OCC Moves Forward on True Lender Test

Nelson Mullins Riley & Scarborough LLP

As anticipated, on July 20, 2020, the Office of the Comptroller of the Currency (“OCC”) proposed rulemaking to determine that when a national bank or federal savings association makes a loan it is the “true lender,” when operating as part of a partnership between the national bank or federal savings association and a third party. The OCC stated the rulemaking would clarify that current regulations should be interpreted such that a bank or federal savings association makes a loan, if on the date of origination, the bank or federal savings association:

  1. Is named as the lender in the loan agreement. The OCC views this imprimatur as conclusive evidence that the bank is exercising its authority to make loans pursuant 12 U.S.C. 24. or
  2. Funds the loan. If a bank funds a loan on the date of origination, the OCC concludes that it has a predominant economic interest in the loan and, therefore, has made the loan—regardless of whether it is the named lender in the loan agreement as of the date of origination

The OCC has requested comments on all aspects of this proposal, including whether there are additional lending arrangements that should be captured by the OCC’s standards for determining when a bank makes a loan.

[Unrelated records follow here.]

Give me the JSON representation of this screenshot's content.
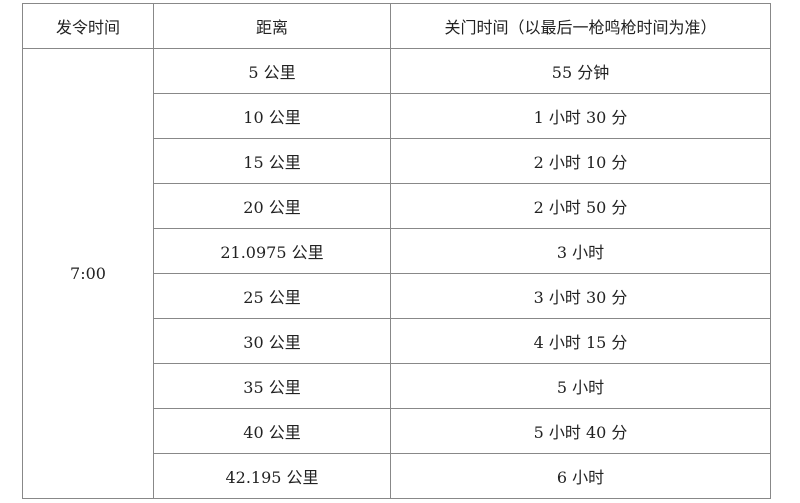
{
  "headers": [
    "发令时间",
    "距离",
    "关门时间（以最后一枪鸣枪时间为准）"
  ],
  "start_time": "7:00",
  "rows": [
    {
      "distance": "5 公里",
      "cutoff": "55 分钟"
    },
    {
      "distance": "10 公里",
      "cutoff": "1 小时 30 分"
    },
    {
      "distance": "15 公里",
      "cutoff": "2 小时 10 分"
    },
    {
      "distance": "20 公里",
      "cutoff": "2 小时 50 分"
    },
    {
      "distance": "21.0975 公里",
      "cutoff": "3 小时"
    },
    {
      "distance": "25 公里",
      "cutoff": "3 小时 30 分"
    },
    {
      "distance": "30 公里",
      "cutoff": "4 小时 15 分"
    },
    {
      "distance": "35 公里",
      "cutoff": "5 小时"
    },
    {
      "distance": "40 公里",
      "cutoff": "5 小时 40 分"
    },
    {
      "distance": "42.195 公里",
      "cutoff": "6 小时"
    }
  ]
}
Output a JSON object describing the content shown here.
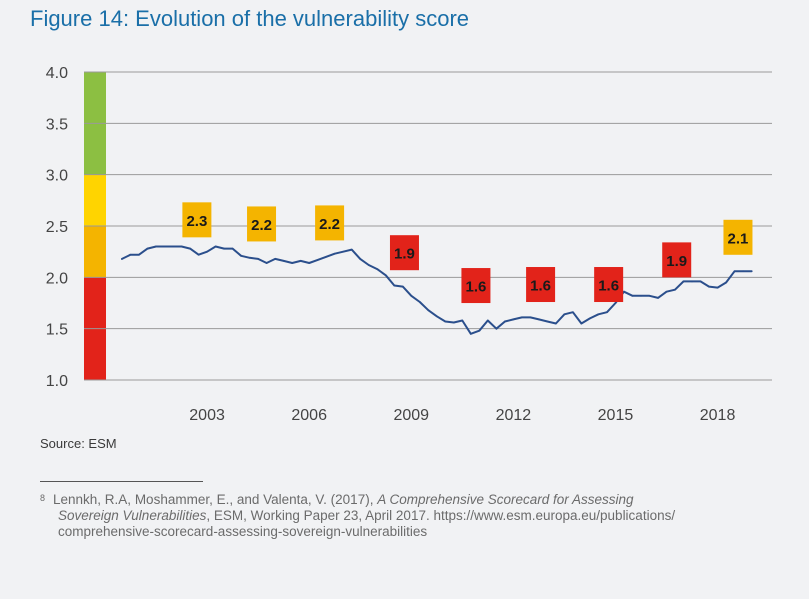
{
  "figure": {
    "title": "Figure 14: Evolution of the vulnerability score",
    "source": "Source: ESM"
  },
  "chart_data": {
    "type": "line",
    "title": "Figure 14: Evolution of the vulnerability score",
    "xlabel": "",
    "ylabel": "",
    "ylim": [
      1.0,
      4.0
    ],
    "xlim": [
      2000.0,
      2019.6
    ],
    "y_ticks": [
      "1.0",
      "1.5",
      "2.0",
      "2.5",
      "3.0",
      "3.5",
      "4.0"
    ],
    "x_ticks": [
      "2003",
      "2006",
      "2009",
      "2012",
      "2015",
      "2018"
    ],
    "grid": true,
    "color_bands": [
      {
        "from": 1.0,
        "to": 2.0,
        "color": "#e2231a"
      },
      {
        "from": 2.0,
        "to": 2.5,
        "color": "#f4b400"
      },
      {
        "from": 2.5,
        "to": 3.0,
        "color": "#ffd400"
      },
      {
        "from": 3.0,
        "to": 4.0,
        "color": "#8cbf42"
      }
    ],
    "series": [
      {
        "name": "Vulnerability score",
        "color": "#2b4f8c",
        "x": [
          2000.5,
          2000.75,
          2001.0,
          2001.25,
          2001.5,
          2001.75,
          2002.0,
          2002.25,
          2002.5,
          2002.75,
          2003.0,
          2003.25,
          2003.5,
          2003.75,
          2004.0,
          2004.25,
          2004.5,
          2004.75,
          2005.0,
          2005.25,
          2005.5,
          2005.75,
          2006.0,
          2006.25,
          2006.5,
          2006.75,
          2007.0,
          2007.25,
          2007.5,
          2007.75,
          2008.0,
          2008.25,
          2008.5,
          2008.75,
          2009.0,
          2009.25,
          2009.5,
          2009.75,
          2010.0,
          2010.25,
          2010.5,
          2010.75,
          2011.0,
          2011.25,
          2011.5,
          2011.75,
          2012.0,
          2012.25,
          2012.5,
          2012.75,
          2013.0,
          2013.25,
          2013.5,
          2013.75,
          2014.0,
          2014.25,
          2014.5,
          2014.75,
          2015.0,
          2015.25,
          2015.5,
          2015.75,
          2016.0,
          2016.25,
          2016.5,
          2016.75,
          2017.0,
          2017.25,
          2017.5,
          2017.75,
          2018.0,
          2018.25,
          2018.5,
          2018.75,
          2019.0
        ],
        "values": [
          2.18,
          2.22,
          2.22,
          2.28,
          2.3,
          2.3,
          2.3,
          2.3,
          2.28,
          2.22,
          2.25,
          2.3,
          2.28,
          2.28,
          2.21,
          2.19,
          2.18,
          2.14,
          2.18,
          2.16,
          2.14,
          2.16,
          2.14,
          2.17,
          2.2,
          2.23,
          2.25,
          2.27,
          2.18,
          2.12,
          2.08,
          2.02,
          1.92,
          1.91,
          1.82,
          1.76,
          1.68,
          1.62,
          1.57,
          1.56,
          1.58,
          1.45,
          1.48,
          1.58,
          1.5,
          1.57,
          1.59,
          1.61,
          1.61,
          1.59,
          1.57,
          1.55,
          1.64,
          1.66,
          1.55,
          1.6,
          1.64,
          1.66,
          1.75,
          1.86,
          1.82,
          1.82,
          1.82,
          1.8,
          1.86,
          1.88,
          1.96,
          1.96,
          1.96,
          1.91,
          1.9,
          1.95,
          2.06,
          2.06,
          2.06
        ]
      }
    ],
    "annotations": [
      {
        "label": "2.3",
        "x": 2002.7,
        "y": 2.56,
        "color": "#f4b400"
      },
      {
        "label": "2.2",
        "x": 2004.6,
        "y": 2.52,
        "color": "#f4b400"
      },
      {
        "label": "2.2",
        "x": 2006.6,
        "y": 2.53,
        "color": "#f4b400"
      },
      {
        "label": "1.9",
        "x": 2008.8,
        "y": 2.24,
        "color": "#e2231a"
      },
      {
        "label": "1.6",
        "x": 2010.9,
        "y": 1.92,
        "color": "#e2231a"
      },
      {
        "label": "1.6",
        "x": 2012.8,
        "y": 1.93,
        "color": "#e2231a"
      },
      {
        "label": "1.6",
        "x": 2014.8,
        "y": 1.93,
        "color": "#e2231a"
      },
      {
        "label": "1.9",
        "x": 2016.8,
        "y": 2.17,
        "color": "#e2231a"
      },
      {
        "label": "2.1",
        "x": 2018.6,
        "y": 2.39,
        "color": "#f4b400"
      }
    ]
  },
  "footnote": {
    "marker": "8",
    "text1": "Lennkh, R.A, Moshammer, E., and Valenta, V. (2017), ",
    "italic1": "A Comprehensive Scorecard for Assessing",
    "italic2": "Sovereign Vulnerabilities",
    "text2": ", ESM, Working Paper 23, April 2017. https://www.esm.europa.eu/publications/",
    "text3": "comprehensive-scorecard-assessing-sovereign-vulnerabilities"
  }
}
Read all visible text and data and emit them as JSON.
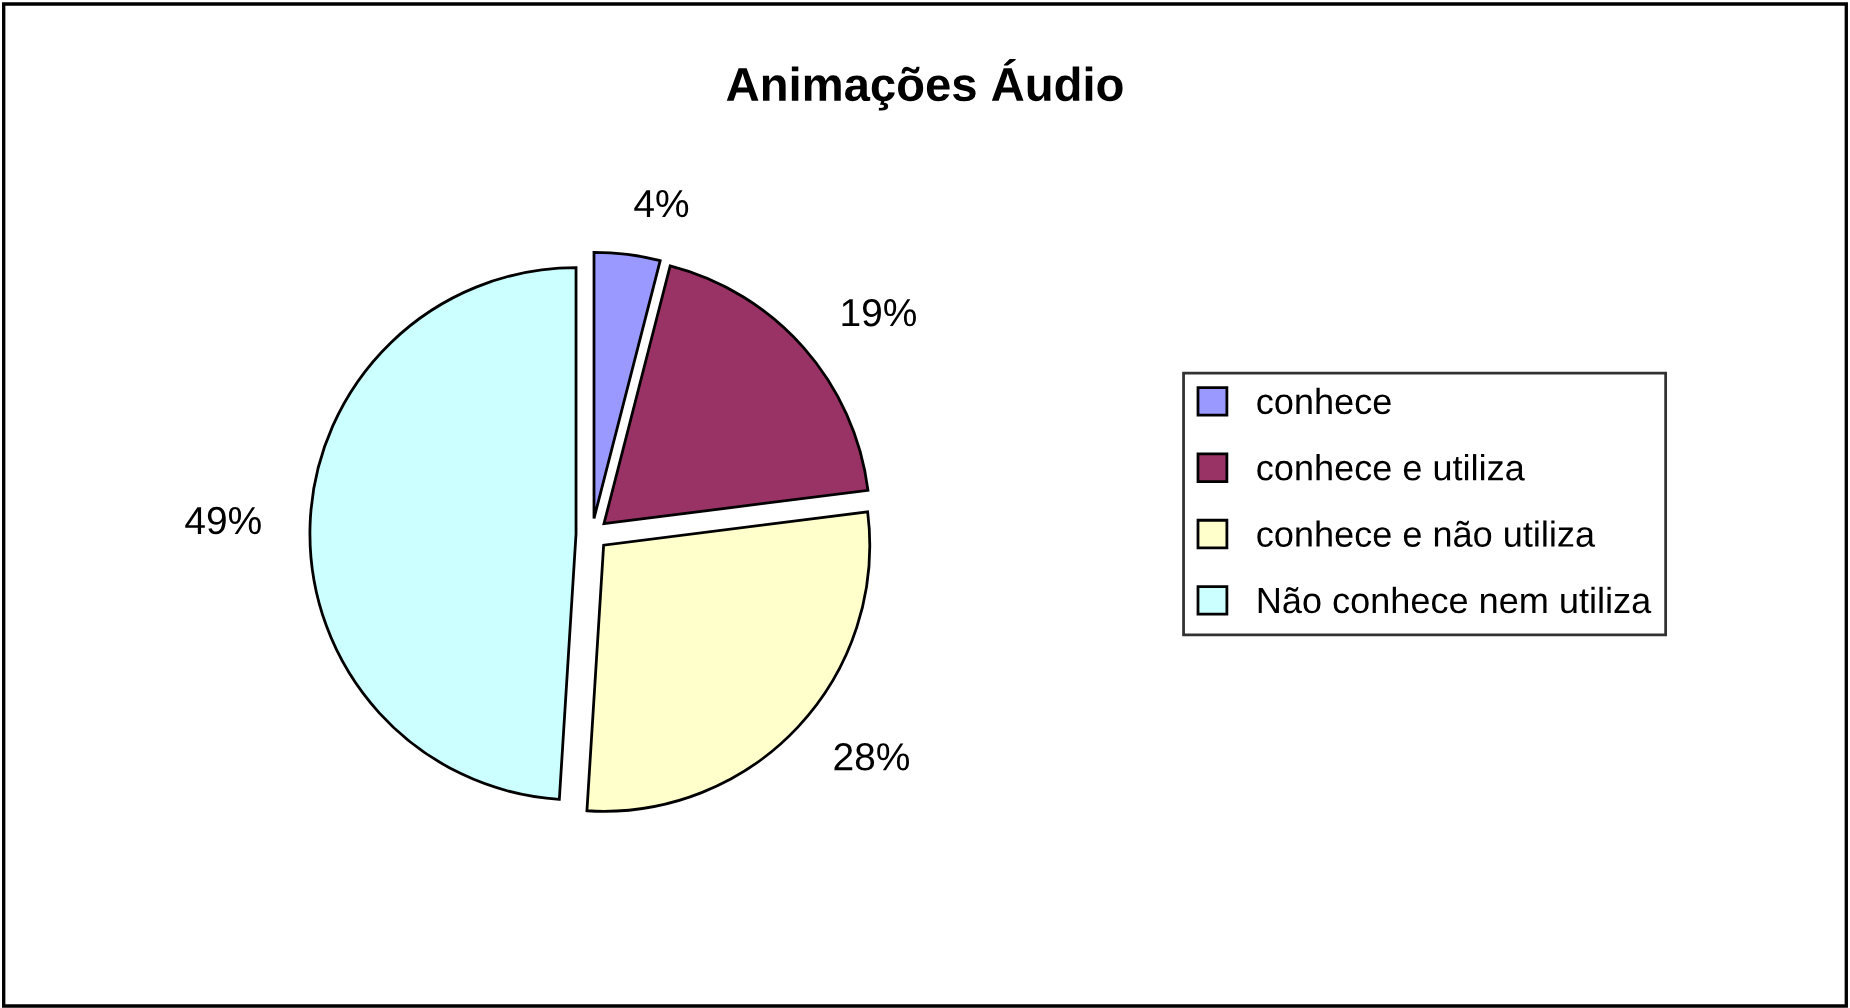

Additionally, the OCC has requested comments as to whether the proposed standards would capture lending arrangements that should be explicitly excluded. The deadline for comments on the rule is September 3, 2020.

Within the proposal, the OCC acknowledged lending relationships between banks and marketplace lenders can be effective tools to facilitate affordable access to credit. However, the OCC documented the increasing uncertainty about the legal framework that applies to the loans made as part of these relationships; stating this uncertainty may discourage banks and third parties from entering into these beneficial relationships, limit competition, and chill the innovation that results from these partnerships—all of which may result in restricting access to affordable credit.

The OCC specifically called out the growing body of case law around the issue, citing cases where the courts have concluded either (i) that the form of the transaction alone resolves this issue, or (ii) the issue is resolve through a balancing tests looking at factors such as: (1) how long the entity named as the lender holds the loan before selling it to the third party; (2) whether the third party advances money that the named lender draws on to make loans; (3) whether the third party guarantees minimum payments or fees to the named lender; (4) whether the third party agrees to indemnify the named lender; and (5) how loans are treated for financial reporting purposes.

While this area of regulation continues to evolve rapidly, today’s proposal looks to resolve the uncertainty and enable banks to exercise the lending authority granted to them under Federal law.

DISCLAIMER: Because of the generality of this update, the information provided herein may not be applicable in all situations and should not be acted upon without specific legal advice based on particular situations.